Unbelievable! NLRB’s Acting General Counsel Opposes Boeing Employees’ Legal Involvement
Last week, three Boeing employees, whose jobs are at stake due to the National Labor Relations Board’s prosecution of their employer, filed to intervene in the case.
Now, just a few days later, Lafe Solomon has declared that he is opposed to their intervention in the case–even though they stand a good chance of losing their jobs due to the union and the NLRB’s actions.
In a 17-page legal response obtained on Tuesday, attorneys writing as “counsel” for the NLRB’s Acting General Counsel stated:
Counsel for the Acting General Counsel opposes the Motion to Intervene (“Motion”) filed by Dennis Murray, Cynthia Ramaker, and Meredith Going, Sr. (“Movants”) on June 1, 2011. Movants are employed by Respondent The Boeing Company (“Respondent”) in North Charleston, South Carolina, and essentially argue that, as such, they are entitled to status as intervenors or, in the alternative, amici curiae, in this proceeding. More specifically, Movants argue that they should be allowed to intervene because of the possibility that they will be adversely affected by the outcome of the proceeding.
As set forth below, Movants’ interests are already adequately represented by the parties and they, in fact, have no cognizable interest in participating in this proceeding sufficient to justify their intervention. Thus, their unnecessary participation as three additional parties would merely delay and complicate these already complex proceedings. In the interest of a just and speedy resolution of this dispute, intervention should be denied. The Acting General Counsel believes that, just as Movants do not have an interest that warrants intervention, they also lack a sufficient interest to be accorded amicus status. Nevertheless, the Acting General Counsel does not object to their amicus status for the sole purpose of filing post-hearing briefs on their own behalf.
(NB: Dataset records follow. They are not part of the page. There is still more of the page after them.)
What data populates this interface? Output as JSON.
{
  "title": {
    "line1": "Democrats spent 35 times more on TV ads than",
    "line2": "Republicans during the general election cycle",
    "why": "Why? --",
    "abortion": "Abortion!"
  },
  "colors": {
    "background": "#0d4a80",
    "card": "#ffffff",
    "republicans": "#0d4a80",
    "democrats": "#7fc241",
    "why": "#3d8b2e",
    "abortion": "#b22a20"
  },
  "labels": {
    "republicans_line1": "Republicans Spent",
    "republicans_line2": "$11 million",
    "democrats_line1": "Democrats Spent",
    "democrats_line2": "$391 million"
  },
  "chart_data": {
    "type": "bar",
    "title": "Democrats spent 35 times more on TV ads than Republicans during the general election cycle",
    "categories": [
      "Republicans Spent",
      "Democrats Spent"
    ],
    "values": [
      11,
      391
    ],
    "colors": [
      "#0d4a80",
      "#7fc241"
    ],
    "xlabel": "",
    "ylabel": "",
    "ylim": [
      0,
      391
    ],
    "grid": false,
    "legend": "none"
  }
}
The problem, of course, is that, while the NLRB argues that the employees’ are adequately served by Boeing (the “respondent”), it is possible that Boeing may choose to settle the charges. If there is a settlement that has an adverse impact on the employees in South Carolina, then the NLRB will have shut down their ability to be party to the case.
Here is the full response:
While the door is not closed entirely to the South Carolina employees, the NLRB’s actions are telling.
Boeing’s union in Puget Sound has not been adversely affected by the opening of the Charleston plant (Boeing has actually added employees in Puget Sound) and, while Boeing may be out its money if the NLRB (and the Courts) rule against the Company, it is the Charleston employees who will suffer the most by losing their jobs.
Boeing’s Charleston employees should at least be given the ability to legally fight for their jobs and the NLRB is wrong in denying them the opportunity to do so.